Schoul Doheem

Les comptines du confinement

d'Lëtzebuerger Land du 02.04.2021

Connaissez-vous l’histoire du hérisson qui ne voulait pas être un hérisson ? D’Geschicht vun Igel, dee kee wollt sinn, en version originale. Ce petit conte qui rassemble pas loin de 5 000 vues sur Youtube depuis un an est un des premiers jalons de Schkabetti, le projet mené par un couple d’enseignants pendant le confinement. L’histoire, écrite par Bruna Rampini a Romy Grandgenet, est racontée et surtout illustrée par Annick Sinner, enseignante et illustratrice. Son mari, Eric Falchero réalise la mise en sons et en musique. Si les initiateurs de Schkabetti sont tous les deux enseignants, ils se distinguent aussi par leur travail artistique, elle comme illustratrice, lui comme musicien (Lego Trip, Dream Catcher ou Krunnemécken).

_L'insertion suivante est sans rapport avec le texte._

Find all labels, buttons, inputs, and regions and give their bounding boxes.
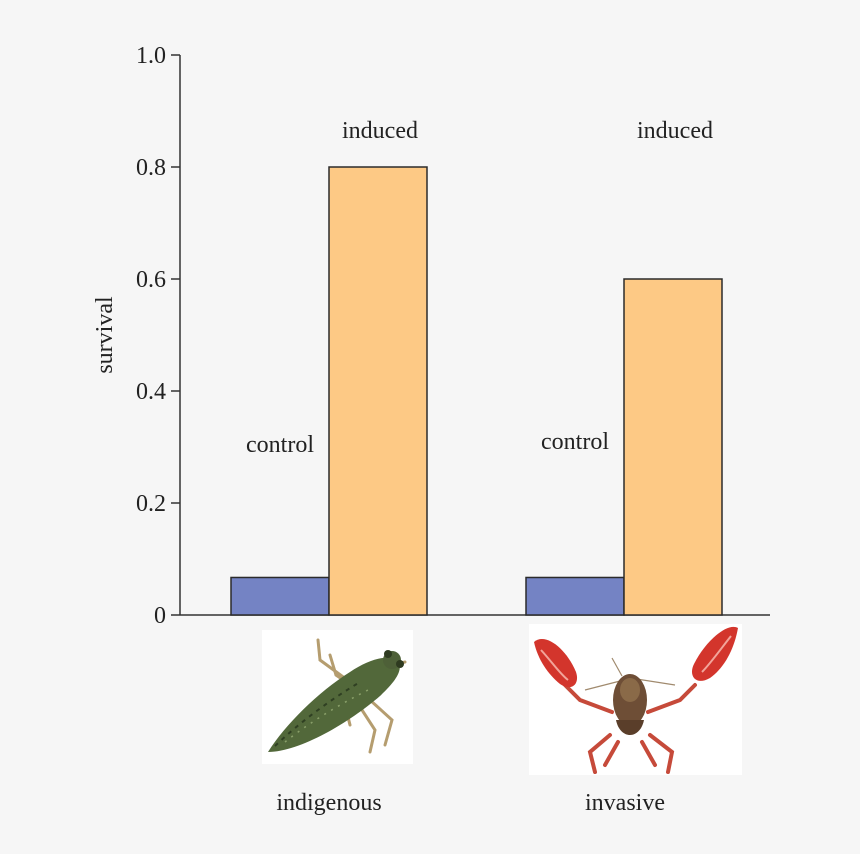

« En mars 2020, on s’est retrouvé en famille à la maison, ce qui n’arrive pas souvent, avec beaucoup de temps et besoin de s’occuper », se souvient Annick Sinner. Institutrice auprès des tous-petits de l’école précoce, elle sait à quel point il était important que les jeunes enfants continuent à entendre parler luxembourgeois, en particulier ceux qui ne le parlent pas à la maison. Avec Pâques en ligne de mire, le couple se lance dans la mise en images d’une première histoire autour du lapin, des œufs et des couleurs : quelques planches dessinées qui se succèdent sur la voix d’Annick et les sons d’Eric. Posté sur les réseaux sociaux, le récit illustré sera un succès qui les incite à poursuivre. « On ne connaissait pas grand-chose aux techniques d’animation, on a fait avec les logiciels classiques et avec le matériel dont on disposait à la maison. Progressivement, on s’est amélioré », raconte le musicien qui réfléchit maintenant à se doter d’un appareil photo plutôt que de réaliser les images avec son téléphone.

Le résultat est très simple, très mignon. Annick Sinner explique : « Quand on s’adresse aux petits, il faut être basique, réduire le dessin pour qu’il colle aux mots. Le noir et blanc fonctionne très bien dans ce cas. » « On veut donner aux enfants des choses rigolotes et jolies qui ne sont pas trop pédagogiques : ce ne sont pas des listes de vocabulaire », renchérit Eric Falchero pour qui c’était aussi « une façon de créer quelque chose ensemble ». Le compte Youtube Schkabetti (la manière enfantine de dire spaghetti comme le déformait la fille du couple quand elle était petite) s’est enrichi de nombreuses histoires, chansons et comptines : une par jour pendant le confinement de printemps, dont certaines récoltent pas loin de 10 000 vues.

Depuis, le site schouldoheem.lu a référencé Schkabetti et le couple continue à explorer les contes et chansons luxembourgeoises pour les enfants. Le Boxemännchen a ainsi fait son apparition autour de Noël et Goldie an di dräi Bieren (créé pour le Festival des marionnettes 2018) est proposé en version filmée. Certains textes sont signés d’autrices amies, d’autres sont puisés dans le répertoire traditionnel. « Il y a une quantité incroyable de comptines, mais certaines ne sont plus du tout adaptées à l’époque ou s’avèrent trop noires et violentes pour les petits », estime Falchero en citant des textes sexistes ou avec des animaux morts (les classiques enfantins en français ne sont plus tendres quand il s’agit de plumer une alouette ou de tremper une souris dans l’huile). Schkabetti prouve en tout cas qu’il fait parfois bon s’ennuyer pour développer sa créativité.